At scale — say a team of five developers each generating 500K output tokens daily — the monthly difference between Hy3 and Claude Fable 5 is staggering: $435 vs $37,500. Even against the cheapest Western frontier option (GPT-5.6 Luna), Hy3 saves over 90%.

Tradeoffs and Considerations

Price is not everything. Before routing all coding workloads to Hy3, consider these factors:

  • Data residency — Tencent's infrastructure is China-based; some organizations have compliance requirements that restrict data routing through Chinese servers
  • Latency — geographic distance may add latency for developers outside Asia-Pacific regions
  • English code quality — while strong on benchmarks, real-world English code generation quality should be validated on your specific stack
  • Support and documentation — enterprise support infrastructure differs from Western providers

For teams where these tradeoffs are acceptable, Hy3 represents the most dramatic cost reduction available in frontier-quality AI coding. The MoE architecture proves that extreme parameter efficiency translates directly into pricing advantages that dense models cannot match at equivalent quality levels.

What This Means for the Market

Hy3's pricing puts pressure on every provider. When a model can top community rankings at $0.14/$0.58, the justification for $5-50 output pricing becomes harder to defend on quality alone. Expect Western providers to accelerate their own MoE deployments and continue the aggressive efficiency optimizations we are already seeing from OpenAI's Sol updates. The race to the bottom in AI coding costs is accelerating faster than most budget forecasts assumed.

Want to calculate exact costs for your project?

Frequently Asked Questions

What is Tencent Hy3's pricing compared to other frontier models?

Hy3 costs $0.14 per million input tokens and $0.58 per million output tokens. For comparison: GPT-5.6 Luna costs $1/$6, GPT-5.6 Sol costs $5/$30, Claude Opus 4.8 costs $5/$25, and Claude Fable 5 costs $10/$50. Hy3 is roughly 10x cheaper than the nearest budget frontier option.

How does Hy3's MoE architecture enable such low pricing?

Hy3 has 295B total parameters but only activates 21B per forward pass using top-8 routing across 192 expert modules. This extreme sparsity means you get 295B-quality outputs at the inference cost of a 21B model, allowing Tencent to price far below dense models.

What inference modes does Hy3 support for coding?

Hy3 supports three modes: no-think (direct generation, cheapest), low CoT (brief reasoning, balanced), and high CoT (extended reasoning for complex tasks). Developers can select modes per task to optimize cost — using no-think for boilerplate and high CoT only for complex logic.
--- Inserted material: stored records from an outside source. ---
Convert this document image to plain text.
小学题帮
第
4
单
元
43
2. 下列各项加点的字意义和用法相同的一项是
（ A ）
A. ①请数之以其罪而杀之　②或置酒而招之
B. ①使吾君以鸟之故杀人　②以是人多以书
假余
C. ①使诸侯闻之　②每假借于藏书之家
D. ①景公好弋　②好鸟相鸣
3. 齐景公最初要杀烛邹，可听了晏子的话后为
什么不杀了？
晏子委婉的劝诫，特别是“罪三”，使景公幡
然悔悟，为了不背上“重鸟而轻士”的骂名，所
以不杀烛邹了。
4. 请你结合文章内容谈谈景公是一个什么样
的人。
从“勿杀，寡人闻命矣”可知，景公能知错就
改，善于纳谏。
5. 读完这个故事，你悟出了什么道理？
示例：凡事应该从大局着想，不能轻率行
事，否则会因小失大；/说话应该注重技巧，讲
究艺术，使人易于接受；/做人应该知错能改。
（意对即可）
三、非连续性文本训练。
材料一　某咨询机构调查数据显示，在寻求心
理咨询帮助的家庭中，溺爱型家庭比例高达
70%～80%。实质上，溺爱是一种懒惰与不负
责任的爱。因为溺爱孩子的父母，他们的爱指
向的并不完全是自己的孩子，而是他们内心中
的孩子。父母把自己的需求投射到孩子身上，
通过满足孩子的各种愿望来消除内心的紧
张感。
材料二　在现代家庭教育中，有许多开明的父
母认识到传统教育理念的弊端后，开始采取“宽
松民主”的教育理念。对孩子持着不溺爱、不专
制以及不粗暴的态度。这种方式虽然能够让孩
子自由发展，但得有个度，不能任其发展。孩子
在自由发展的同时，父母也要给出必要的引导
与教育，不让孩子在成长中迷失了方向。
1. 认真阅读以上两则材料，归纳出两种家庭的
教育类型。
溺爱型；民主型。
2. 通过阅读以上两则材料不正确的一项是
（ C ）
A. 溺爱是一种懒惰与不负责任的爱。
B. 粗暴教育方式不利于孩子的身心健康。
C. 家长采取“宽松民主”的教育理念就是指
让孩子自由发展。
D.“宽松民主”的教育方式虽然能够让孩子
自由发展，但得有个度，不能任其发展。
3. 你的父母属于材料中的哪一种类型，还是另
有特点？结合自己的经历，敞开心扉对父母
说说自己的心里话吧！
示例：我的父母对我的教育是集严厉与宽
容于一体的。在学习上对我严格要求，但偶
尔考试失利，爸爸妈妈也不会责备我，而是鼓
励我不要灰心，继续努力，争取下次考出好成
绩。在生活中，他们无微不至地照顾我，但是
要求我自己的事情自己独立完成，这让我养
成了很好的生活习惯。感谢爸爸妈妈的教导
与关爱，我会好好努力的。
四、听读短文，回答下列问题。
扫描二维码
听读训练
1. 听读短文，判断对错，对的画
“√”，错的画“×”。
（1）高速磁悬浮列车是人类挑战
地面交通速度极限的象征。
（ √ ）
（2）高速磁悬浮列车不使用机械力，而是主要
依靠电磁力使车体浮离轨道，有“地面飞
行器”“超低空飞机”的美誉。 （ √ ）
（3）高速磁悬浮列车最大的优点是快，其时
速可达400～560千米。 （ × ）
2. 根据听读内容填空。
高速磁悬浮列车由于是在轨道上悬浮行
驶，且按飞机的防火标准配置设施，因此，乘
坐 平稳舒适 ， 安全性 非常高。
What are the tradeoffs of using Tencent Hy3 for coding?

Key considerations include data residency (China-based infrastructure may not meet some compliance requirements), potential latency for developers outside Asia-Pacific, English code generation quality validation needs, and different enterprise support infrastructure compared to Western providers.

Does Hy3 have a free tier?

Yes, Tencent offers a free tier for Hy3 on OpenRouter for low-volume usage. The paid pricing of $0.14/$0.58 per million tokens applies once you exceed free-tier limits.